Add “no hallucination” clauses: “If context is missing, ask for clarification rather than fabricating answers.” Instruct the AI to explain reasoning in comments when fixing bugs.
Leverage Automation
Run CI/CD, linters, and code review bots on every commit. Let AI trigger these and evaluate results. Feed failure logs back: “Integration tests failed with XYZ, let’s debug.”
Include linter output in prompts. If AI code fails linting, copy errors and say “address these issues.” Once aware of tool output, the model corrects mistakes.

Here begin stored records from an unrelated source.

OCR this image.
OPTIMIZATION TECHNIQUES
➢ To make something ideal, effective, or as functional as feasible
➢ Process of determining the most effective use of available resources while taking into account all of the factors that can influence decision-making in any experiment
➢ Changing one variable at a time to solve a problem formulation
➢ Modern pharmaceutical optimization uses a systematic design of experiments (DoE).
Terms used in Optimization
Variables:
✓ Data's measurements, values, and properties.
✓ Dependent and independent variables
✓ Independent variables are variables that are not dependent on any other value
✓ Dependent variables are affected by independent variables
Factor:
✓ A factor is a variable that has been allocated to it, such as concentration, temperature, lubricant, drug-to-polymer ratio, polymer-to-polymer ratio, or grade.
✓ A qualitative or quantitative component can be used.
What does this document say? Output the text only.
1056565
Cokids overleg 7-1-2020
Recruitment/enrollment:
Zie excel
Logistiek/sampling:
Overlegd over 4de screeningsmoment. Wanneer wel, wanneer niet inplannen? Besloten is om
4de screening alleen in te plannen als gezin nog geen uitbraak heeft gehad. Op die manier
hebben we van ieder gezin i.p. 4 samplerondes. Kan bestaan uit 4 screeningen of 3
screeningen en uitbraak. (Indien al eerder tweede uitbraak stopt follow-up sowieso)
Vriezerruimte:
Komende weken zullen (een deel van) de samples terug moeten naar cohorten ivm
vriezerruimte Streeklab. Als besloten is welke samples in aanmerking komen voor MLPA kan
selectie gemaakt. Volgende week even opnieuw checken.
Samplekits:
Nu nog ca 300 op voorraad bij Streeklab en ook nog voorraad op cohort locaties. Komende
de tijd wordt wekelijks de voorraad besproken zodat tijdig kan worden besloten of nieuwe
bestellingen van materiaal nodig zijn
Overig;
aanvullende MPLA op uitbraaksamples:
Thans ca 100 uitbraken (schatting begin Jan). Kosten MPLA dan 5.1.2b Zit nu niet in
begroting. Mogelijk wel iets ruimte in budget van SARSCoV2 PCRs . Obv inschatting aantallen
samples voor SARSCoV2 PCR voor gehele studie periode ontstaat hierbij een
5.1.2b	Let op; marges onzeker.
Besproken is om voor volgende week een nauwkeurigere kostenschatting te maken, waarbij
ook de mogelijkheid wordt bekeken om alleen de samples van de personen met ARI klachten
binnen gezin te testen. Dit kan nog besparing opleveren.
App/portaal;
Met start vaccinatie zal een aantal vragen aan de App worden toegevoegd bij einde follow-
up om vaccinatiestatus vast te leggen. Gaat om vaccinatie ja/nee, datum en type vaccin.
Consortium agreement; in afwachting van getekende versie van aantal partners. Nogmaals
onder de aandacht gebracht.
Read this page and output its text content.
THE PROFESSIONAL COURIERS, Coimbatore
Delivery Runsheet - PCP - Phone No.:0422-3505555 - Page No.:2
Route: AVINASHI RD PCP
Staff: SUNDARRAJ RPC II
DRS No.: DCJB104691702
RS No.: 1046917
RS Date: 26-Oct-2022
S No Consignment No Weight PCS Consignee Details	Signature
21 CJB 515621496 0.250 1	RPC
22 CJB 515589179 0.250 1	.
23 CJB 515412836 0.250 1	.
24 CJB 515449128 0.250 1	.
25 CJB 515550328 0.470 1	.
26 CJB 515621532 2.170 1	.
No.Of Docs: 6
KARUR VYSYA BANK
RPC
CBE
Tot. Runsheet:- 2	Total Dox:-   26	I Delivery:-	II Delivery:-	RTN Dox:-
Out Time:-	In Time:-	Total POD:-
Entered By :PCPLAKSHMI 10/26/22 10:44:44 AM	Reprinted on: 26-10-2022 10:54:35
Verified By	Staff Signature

Configure agents to refuse marking tasks “done” until tests pass. Treat code review bot feedback as improvement prompts. Combining AI with automation creates virtuous cycles—AI writes, automation catches issues, AI fixes them.
Stay Accountable
You remain the responsible engineer. Merge or ship code only after understanding it. If AI generates convoluted solutions, ask for explanations or rewrite in simpler terms. Dig into anything that feels wrong.
The LLM is your assistant, not an autonomous coder. You’re the senior developer; it accelerates you without replacing judgment. This protects code quality and your skill growth.
Continue coding without AI periodically to keep raw skills sharp. The developer-AI duo exceeds either alone, but the developer must uphold their end.
Keep Learning
Every AI coding session teaches you something. LLMs expose you to new languages, frameworks, and techniques. They amplify productivity if you bring solid engineering fundamentals but amplify confusion without that foundation.
The AI operates at higher abstraction levels—you focus on design, interface, architecture while it generates boilerplate. This requires having those high-level skills first. Using AI pushes you toward more rigorous planning and conscious architecture.
Review AI code to learn new idioms. Debug AI mistakes to deepen domain understanding. Ask the AI to explain its code—constantly interview it about decisions. Use it as a research assistant to compare options and trade-offs.
Next Steps
Apply classic software engineering discipline to AI collaborations. Design before coding, write tests, use version control, maintain standards. These practices become even more critical when AI writes half your code.
Start your next project with a detailed spec. Break work into small tasks. Provide complete context. Test relentlessly. Commit frequently. The AI accelerates mechanical parts while you guide direction and ensure quality.
Human engineers remain directors of the show—AI coding assistants are incredible force multipliers under expert guidance.